İYİ Parti Grup Başkanvekili Kocaeli Milletvekili Lütfü Türkkan bugün TBMM’de bir basın toplantısı düzenleyerek iktidarın yönetim ve demokrasi anlayışını sert bir dille eleştirdi. “2013 yılından 2019 yılına kadar ise demokrasi endeks puanı her yıl düşen Türkiye, demokratik ülkeler listesinde 167 ülke arasında 110. Sıraya geriliyor. Bu durum da net olarak gösteriyor ki, AK Parti’nin Partili Cumhurbaşkanı ısrarı ve getirilen bu ucube sistem Türkiye’yi üçüncü Dünya ülkelerinin arasına soktu.” Diyen Türkkan’ın açıklamaları şu şekilde:
Değerli basın mensupları,
Demokrasi nedir? Demokrasi, halkın egemenliği demektir. Demokraside egemenliğin gerçek sahibi “halk”tır. En net haliyle demokrasiyi tanım olarak böyle biliyoruz.
Türkiye’de de demokrasi vardır. Ve soruyorum buna gerçekten inanıyor muyuz? Türkiye’de şu anda demokrasi olduğuna, bunun sözde kalmadığına inancımız tam mı?
Evet Türkiye’de demokrasi vardır.
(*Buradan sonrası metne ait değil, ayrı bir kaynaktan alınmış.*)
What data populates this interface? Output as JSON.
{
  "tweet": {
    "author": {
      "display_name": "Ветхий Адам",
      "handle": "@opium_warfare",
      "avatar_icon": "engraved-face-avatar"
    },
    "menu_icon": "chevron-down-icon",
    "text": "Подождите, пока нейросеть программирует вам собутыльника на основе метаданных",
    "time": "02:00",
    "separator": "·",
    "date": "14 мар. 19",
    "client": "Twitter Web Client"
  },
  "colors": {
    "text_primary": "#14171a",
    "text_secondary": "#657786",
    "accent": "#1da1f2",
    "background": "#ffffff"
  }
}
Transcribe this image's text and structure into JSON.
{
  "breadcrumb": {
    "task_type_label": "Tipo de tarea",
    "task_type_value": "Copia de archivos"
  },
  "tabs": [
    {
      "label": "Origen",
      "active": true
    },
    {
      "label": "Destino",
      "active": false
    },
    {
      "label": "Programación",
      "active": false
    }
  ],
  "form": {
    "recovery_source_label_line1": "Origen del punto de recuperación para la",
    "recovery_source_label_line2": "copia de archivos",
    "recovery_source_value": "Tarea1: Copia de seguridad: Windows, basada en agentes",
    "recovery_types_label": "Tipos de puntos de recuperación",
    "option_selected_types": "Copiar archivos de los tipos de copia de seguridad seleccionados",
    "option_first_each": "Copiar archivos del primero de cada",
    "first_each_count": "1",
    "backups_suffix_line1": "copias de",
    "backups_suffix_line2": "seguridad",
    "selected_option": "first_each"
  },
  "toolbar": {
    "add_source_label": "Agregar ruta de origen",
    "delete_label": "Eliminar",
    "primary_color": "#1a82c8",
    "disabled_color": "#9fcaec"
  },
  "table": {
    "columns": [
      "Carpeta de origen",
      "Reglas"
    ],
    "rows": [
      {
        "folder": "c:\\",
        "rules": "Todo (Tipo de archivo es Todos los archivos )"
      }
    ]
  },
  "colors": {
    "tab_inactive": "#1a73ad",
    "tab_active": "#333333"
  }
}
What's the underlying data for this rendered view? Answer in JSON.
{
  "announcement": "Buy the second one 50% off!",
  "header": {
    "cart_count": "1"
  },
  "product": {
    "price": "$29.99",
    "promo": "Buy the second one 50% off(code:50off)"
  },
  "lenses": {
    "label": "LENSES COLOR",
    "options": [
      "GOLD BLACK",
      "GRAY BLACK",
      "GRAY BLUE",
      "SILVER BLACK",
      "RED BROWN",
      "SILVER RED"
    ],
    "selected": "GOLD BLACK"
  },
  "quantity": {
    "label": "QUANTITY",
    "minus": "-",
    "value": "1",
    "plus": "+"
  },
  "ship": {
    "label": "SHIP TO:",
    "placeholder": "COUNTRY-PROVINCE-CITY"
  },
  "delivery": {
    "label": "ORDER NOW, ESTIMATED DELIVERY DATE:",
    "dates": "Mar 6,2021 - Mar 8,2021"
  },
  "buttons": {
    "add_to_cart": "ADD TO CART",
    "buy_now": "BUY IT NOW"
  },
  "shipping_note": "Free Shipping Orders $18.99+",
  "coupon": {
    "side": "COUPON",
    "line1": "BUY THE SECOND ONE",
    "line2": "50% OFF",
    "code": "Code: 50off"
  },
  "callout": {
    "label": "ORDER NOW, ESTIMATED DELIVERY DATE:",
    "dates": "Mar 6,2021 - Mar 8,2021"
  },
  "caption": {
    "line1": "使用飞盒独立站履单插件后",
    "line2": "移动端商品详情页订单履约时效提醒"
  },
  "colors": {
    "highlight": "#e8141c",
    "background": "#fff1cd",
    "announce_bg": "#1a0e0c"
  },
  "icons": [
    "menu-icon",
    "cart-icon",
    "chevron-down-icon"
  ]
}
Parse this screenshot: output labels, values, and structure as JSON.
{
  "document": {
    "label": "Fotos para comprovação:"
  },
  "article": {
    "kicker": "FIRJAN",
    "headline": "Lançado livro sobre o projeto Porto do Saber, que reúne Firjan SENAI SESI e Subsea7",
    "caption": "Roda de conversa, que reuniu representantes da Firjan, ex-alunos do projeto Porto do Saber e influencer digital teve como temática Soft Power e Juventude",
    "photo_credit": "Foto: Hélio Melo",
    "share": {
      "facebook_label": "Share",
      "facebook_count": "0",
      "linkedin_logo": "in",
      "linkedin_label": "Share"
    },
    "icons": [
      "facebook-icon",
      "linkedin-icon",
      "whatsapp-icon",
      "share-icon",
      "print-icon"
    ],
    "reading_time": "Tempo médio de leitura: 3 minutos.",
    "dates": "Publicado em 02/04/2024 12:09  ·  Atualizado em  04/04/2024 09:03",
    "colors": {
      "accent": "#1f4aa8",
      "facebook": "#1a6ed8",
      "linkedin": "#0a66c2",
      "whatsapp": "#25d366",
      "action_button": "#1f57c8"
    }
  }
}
Ama, bizi yönetenlerin, İktidar’ı elinde bulunduranların görüşüne göre Türkiye’de demokrasi vardır.
Sanayi ve Teknoloji Bakanı Mustafa Varank geçen gün katıldığı bir toplantıda şöyle söylemiş: “Ülkemizin demokrasi ve özgürlük kazanımları Cumhurbaşkanımızın 18 yıllık mücadelesiyle elde edildi.” Bunun doğru olmasını en çok biz isterdik. Ama bunun doğru olmadığını gösteren o kadar çok örnek var ki ülkemizde.
Yazdıkları yüzünden, söyledikleri yüzünden cezaevlerine atılan gazetecilerin olduğu ülkede mi demokrasi vardır?
İktidar’ın kendinden olmayanların konuşmalarına tahammül edemediği bir ülkede mi demokrasi vardır?
Bir muhalefet partisi genel başkanının söylediklerine ekranda yer verilmeyen bir ülkede mi demokrasi vardır?
Düşüncesini sokakta ya da çeşitli platformlarda anayasal çerçevede söylemesine rağmen fişlenen, Cumhurbaşkanı konuşurken, “Çoluğum çocuğum aç” diye bağıran vatandaşın susturularak salondan dışarı çıkarıldığı ülkede mi demokrasi vardır?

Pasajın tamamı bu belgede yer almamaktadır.